Theory encountered texture.

Students returned to their sketchbooks with recalibrated perspective. Composition now carried context; colour bore consequence.

Names That Carried the Colours 

The experience was shaped by the sincerity, commitment, patience, and effort of its participants:

• Musthajab Makkolath

• Sandra Raveendran.

. Hiba Marjan

• Mahamooda Izzath Farzana

• Lulu Nasir

• Ameena Sherin

Each brought distinct sensibilities — one attentive to portraiture, another adept at coordinating children’s workshops, another meticulous with typography. Together, they practiced attentiveness over assertion.

Beyond Art Applause

As the final day concluded, there was no grand unveiling ceremony. Women gathered informally, evaluating colours with practical humour. Children traced their brushstrokes proudly. The sea maintained its indifferent rhythm.

Paint may fade under salt wind. Walls may require renewal. Yet the exchange has seeded reflection. Some students contemplate careers in socially engaged practice. Some village children now see their daily realities rendered worthy of depiction.

There is quiet fulfilment in contributing, however modestly, to ongoing struggles. Not transformation — acknowledgement.

Reframing World Women’s Day26

World Women’s Day is often celebrated with hashtags and stage programmes. On the shores of Nagapattinam, its meaning acquires different texture. It is the recognition of women who stabilise fragile economies, who negotiate credit with courage, who rebuild after storms without waiting for headlines.

It is the affirmation that fisherwomen’s labour constitutes infrastructure. It is the understanding that empowerment can reside in a well-maintained ledger as much as in a legislative speech.

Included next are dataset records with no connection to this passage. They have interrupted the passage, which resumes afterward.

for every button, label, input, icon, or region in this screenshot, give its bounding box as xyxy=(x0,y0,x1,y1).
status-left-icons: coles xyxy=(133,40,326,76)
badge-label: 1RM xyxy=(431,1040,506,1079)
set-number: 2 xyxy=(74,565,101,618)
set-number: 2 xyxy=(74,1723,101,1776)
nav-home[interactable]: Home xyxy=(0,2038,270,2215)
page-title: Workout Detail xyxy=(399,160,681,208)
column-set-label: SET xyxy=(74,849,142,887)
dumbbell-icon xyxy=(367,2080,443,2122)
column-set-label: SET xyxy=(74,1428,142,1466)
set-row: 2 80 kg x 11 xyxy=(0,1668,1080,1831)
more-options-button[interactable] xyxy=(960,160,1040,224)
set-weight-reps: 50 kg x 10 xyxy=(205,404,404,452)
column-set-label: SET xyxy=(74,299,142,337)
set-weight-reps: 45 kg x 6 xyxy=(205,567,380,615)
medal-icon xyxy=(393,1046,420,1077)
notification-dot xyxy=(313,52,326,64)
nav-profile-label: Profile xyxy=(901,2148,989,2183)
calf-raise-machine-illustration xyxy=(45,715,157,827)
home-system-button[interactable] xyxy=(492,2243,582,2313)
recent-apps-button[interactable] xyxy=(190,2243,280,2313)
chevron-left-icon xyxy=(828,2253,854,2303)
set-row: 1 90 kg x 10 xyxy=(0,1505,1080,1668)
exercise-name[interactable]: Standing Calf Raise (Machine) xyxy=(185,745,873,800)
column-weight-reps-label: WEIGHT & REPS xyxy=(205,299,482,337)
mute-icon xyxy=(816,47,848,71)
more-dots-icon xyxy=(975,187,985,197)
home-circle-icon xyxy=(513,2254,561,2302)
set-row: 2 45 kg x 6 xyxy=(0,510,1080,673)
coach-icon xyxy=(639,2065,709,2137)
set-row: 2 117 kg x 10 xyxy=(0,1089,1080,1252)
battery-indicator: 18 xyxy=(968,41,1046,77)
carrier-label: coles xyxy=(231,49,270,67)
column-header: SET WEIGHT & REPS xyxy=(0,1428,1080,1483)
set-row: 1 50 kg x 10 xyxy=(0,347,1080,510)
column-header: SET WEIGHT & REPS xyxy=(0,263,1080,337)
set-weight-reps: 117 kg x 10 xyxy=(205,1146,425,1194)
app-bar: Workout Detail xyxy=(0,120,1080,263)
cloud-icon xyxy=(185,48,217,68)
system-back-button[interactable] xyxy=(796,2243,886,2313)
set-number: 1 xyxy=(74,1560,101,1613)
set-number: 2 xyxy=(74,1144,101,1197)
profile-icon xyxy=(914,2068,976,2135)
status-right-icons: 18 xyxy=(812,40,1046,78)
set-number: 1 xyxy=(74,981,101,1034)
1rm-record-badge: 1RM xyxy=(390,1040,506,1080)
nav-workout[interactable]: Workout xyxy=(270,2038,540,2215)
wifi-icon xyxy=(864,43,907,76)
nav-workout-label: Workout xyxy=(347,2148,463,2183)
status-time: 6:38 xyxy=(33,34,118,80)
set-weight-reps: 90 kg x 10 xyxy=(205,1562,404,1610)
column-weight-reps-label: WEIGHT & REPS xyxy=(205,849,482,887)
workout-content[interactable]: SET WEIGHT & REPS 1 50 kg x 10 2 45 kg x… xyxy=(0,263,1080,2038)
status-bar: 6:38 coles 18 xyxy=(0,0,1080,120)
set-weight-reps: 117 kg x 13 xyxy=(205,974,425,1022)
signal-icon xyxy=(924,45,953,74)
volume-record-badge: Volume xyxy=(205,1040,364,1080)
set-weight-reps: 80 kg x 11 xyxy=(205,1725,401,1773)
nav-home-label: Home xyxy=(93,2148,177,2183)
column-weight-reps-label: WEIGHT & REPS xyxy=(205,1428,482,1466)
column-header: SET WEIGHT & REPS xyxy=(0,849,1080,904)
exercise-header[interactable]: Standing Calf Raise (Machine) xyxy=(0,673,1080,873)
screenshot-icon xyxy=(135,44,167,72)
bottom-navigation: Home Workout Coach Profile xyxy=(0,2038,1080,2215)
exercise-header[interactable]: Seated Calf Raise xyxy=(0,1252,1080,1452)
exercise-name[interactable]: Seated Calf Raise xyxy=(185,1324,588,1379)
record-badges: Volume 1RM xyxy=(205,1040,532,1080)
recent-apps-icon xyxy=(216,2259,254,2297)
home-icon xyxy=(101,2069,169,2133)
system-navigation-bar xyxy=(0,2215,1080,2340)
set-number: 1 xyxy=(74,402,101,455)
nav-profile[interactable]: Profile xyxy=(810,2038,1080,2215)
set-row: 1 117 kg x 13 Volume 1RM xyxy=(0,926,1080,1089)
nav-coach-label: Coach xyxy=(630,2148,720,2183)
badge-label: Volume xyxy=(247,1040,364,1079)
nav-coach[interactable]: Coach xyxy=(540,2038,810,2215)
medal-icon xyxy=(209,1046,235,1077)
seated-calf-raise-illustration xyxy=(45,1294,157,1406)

The murals stand as small visual affirmations of that truth.

The Sea’s Ledger

The Bay of Bengal keeps its own accounts. It tallies storms and seasons, departures and returns. Along its edge, women maintain parallel ledgers — of income and expenditure, of hope and adaptation.

For a week, young artists entered this accounting, not to balance it but to witness it. They discovered that survival possesses texture: the scrape of baskets on sand, the click of weighing scales, the rhythm of collective savings meetings.

Art, when attentive, can echo these cadences.

A Continuing Current Art Collaborations

Media Collective’s Art Exposure Programme continues to open meaningful learning spaces — expanding art beyond insulated halls into lived geographies. It offers a larger canvas where empathy sharpens technique and humility deepens craft.

On the train back to Kerala, sketchbooks reopened. Notes were compared; ideas reshaped. Outside the window, coastline blurred yet persisted in memory.

In Nagapattinam, women prepared for another dawn. Auctions would resume. Nets would be mended. Children would recite lessons beneath newly painted walls.

World Women’s Day will pass, but their labour will not pause for celebration.

And perhaps that is the enduring image: fisherwomen standing at the threshold of tide and land, balancing baskets and futures, uncelebrated yet indispensable — daughters of the sea who ensure that life along the coast continues, one negotiation at a time.